# Walk-Through 2008 at the Watts' House



## Just Whisper (Jan 19, 2009)

Due to limitations in yard space (I have a pool in back yard so cannot use it to extend haunt), and homeowners' restrictions, I have to create a walk-through using only my front lawn. This definitely makes it harder to create an element of surprise. I created a path using green christmas rope lights, and the TOTs have to follow the path through the haunt. They always enjoy it, even though it is simple, and I get around 300 visitors. My nighttime video is just too hard to see, like most people's. So I shot at daytime so you could see the props. You'll just have to add the fog, lights and children screaming in your own mind.


----------



## Haunted Bayou (Feb 16, 2007)

That looks like a lot of fun. I wish I could see it at night.


----------



## Draik41895 (Oct 25, 2008)

thats great!i love the pirate song


----------



## RoxyBlue (Oct 6, 2008)

Outstanding! The sound track you put together is just amazing, the props are wonderful, and I LOVE your cat!


----------



## Just Whisper (Jan 19, 2009)

*Night time video*

Thanks all. If you truly want to suffer through it, I have a night version of this. It was filmed using a small spotlight though, as my camcorder sucketh at night recording. Also, my fog machines all crapped out (but one) early in the evening. Bad solution. AND (as if I needed more problems on Halloween night), I was having major electrical malfunctions all evening and did not get to record until after the TOTs had left. So it is pretty quiet in my yard. If you have watched the day version you will already have an idea what it's really suppose to look like.


----------



## pyro (Oct 7, 2006)

it all looks good JW--i like the wolf in the cage, i think ill steal that one,,, i mean borrow


----------



## Hauntiholik (May 17, 2006)

You've got a lot going on there! Great walk through.


----------



## Front Yard Fright (Dec 23, 2005)

Very very nice job!
I LOVE all the animations you have in your haunt!
Very cool!
.


----------



## Bone Dancer (Oct 7, 2005)

nicely done, can't decide what I like best, very good job.


----------



## ghost37 (Jul 30, 2008)

Great video and soundtrack and a lot of props. I love the wolf in the cage!


----------



## Don Givens (Dec 2, 2008)

You certainly have a lot going on there. Good job.


----------



## Spider Rider (Nov 8, 2006)

Nice, the kids must love it! I agree on the wolf in the cage. All of the animated creatures really make an impression.
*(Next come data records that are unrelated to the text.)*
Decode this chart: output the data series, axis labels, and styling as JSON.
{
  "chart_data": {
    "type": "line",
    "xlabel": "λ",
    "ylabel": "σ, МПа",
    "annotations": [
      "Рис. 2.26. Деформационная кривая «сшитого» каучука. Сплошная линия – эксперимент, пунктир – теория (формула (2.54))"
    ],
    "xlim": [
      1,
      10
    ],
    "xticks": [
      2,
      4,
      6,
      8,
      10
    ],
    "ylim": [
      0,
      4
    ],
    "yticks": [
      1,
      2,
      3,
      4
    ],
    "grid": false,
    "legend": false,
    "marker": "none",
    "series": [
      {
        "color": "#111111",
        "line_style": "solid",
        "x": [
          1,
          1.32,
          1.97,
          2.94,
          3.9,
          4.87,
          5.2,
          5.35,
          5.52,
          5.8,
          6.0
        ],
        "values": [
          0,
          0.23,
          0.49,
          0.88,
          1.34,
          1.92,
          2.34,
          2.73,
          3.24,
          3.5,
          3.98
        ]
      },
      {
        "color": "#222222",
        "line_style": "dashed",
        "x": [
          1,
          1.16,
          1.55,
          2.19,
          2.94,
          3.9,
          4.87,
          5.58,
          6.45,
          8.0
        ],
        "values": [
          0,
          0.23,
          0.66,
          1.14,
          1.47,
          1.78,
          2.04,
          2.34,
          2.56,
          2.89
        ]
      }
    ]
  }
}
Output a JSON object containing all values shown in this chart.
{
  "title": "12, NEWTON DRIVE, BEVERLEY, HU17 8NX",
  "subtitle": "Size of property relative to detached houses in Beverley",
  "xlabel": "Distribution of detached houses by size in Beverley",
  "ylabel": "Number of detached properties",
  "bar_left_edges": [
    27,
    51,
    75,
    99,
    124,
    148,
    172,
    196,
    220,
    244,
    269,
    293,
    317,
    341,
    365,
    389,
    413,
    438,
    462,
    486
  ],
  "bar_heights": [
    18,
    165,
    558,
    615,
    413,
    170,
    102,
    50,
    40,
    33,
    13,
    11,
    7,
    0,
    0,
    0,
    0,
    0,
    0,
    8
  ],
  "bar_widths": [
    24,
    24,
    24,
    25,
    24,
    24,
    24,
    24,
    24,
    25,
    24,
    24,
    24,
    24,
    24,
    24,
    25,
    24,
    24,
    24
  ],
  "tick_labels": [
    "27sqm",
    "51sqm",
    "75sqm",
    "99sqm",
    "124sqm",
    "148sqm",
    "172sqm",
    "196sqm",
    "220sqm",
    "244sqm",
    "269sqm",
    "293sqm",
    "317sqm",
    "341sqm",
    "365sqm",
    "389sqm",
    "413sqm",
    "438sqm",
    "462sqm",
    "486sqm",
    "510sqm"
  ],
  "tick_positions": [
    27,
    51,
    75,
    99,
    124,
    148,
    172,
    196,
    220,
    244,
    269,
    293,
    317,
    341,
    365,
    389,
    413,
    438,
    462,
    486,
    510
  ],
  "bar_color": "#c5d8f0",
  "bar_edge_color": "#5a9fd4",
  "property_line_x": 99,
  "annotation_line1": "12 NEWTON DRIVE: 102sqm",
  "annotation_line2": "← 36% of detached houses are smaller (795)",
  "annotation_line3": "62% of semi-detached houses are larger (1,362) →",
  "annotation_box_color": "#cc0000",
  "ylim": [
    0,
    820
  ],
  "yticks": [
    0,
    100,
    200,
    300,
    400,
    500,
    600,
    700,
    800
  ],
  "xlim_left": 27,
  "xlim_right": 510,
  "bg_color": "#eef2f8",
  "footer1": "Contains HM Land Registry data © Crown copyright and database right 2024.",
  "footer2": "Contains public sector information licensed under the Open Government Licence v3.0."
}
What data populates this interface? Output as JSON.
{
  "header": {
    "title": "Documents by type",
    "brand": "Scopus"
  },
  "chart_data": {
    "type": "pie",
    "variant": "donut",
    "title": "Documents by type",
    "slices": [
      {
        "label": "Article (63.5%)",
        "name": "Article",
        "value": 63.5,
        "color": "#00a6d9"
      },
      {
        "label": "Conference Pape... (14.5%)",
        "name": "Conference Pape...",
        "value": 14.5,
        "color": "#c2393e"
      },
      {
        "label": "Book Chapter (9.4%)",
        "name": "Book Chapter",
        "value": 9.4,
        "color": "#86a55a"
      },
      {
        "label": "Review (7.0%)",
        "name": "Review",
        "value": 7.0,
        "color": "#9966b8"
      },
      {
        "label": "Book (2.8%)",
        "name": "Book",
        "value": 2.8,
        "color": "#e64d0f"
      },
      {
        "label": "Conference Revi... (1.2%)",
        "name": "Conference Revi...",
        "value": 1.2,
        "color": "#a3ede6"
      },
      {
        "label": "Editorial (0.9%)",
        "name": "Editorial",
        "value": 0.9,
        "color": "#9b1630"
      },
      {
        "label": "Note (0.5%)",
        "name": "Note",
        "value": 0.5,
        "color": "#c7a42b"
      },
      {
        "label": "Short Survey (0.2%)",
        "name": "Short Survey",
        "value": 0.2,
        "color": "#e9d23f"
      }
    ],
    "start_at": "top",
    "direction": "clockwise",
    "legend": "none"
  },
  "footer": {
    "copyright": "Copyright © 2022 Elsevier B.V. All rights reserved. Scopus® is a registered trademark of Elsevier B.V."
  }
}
Your kitty looks like one of ours, who also is very interested in all of the Halloween hulabaloo.


----------



## jdubbya (Nov 6, 2005)

That was really enjoyable! I loved the werewolf scene. Ditto on all the variety of animation. Your TOT's have got to love coming to your place. Great job!


----------



## Bethene (Jan 19, 2008)

great haunt, just whisper, love all the animations,did you make all those them self ? Can't immagine what all you would do if your could do your back yard also!


----------



## Just Whisper (Jan 19, 2009)

Thanks everyone for the nice comments. Spider, I saw a pic of your kitty earlier and thought she looked a lot like mine. Very pretty. Bethene, nice to hear from you. I guess I would like to be able to spread my props out a little more so the TOTs aren't distracted by the last one and nearly miss the effect of the next one. I think I have figured out a way to use a small part of my back yard this year. I actually got the idea from something Pyro did that had nothing to do with this. LOL I think my TOTs all agreed with you guys, the wolves were the overwhelming favorite this year. Yes Bethene, I make all my own props.


----------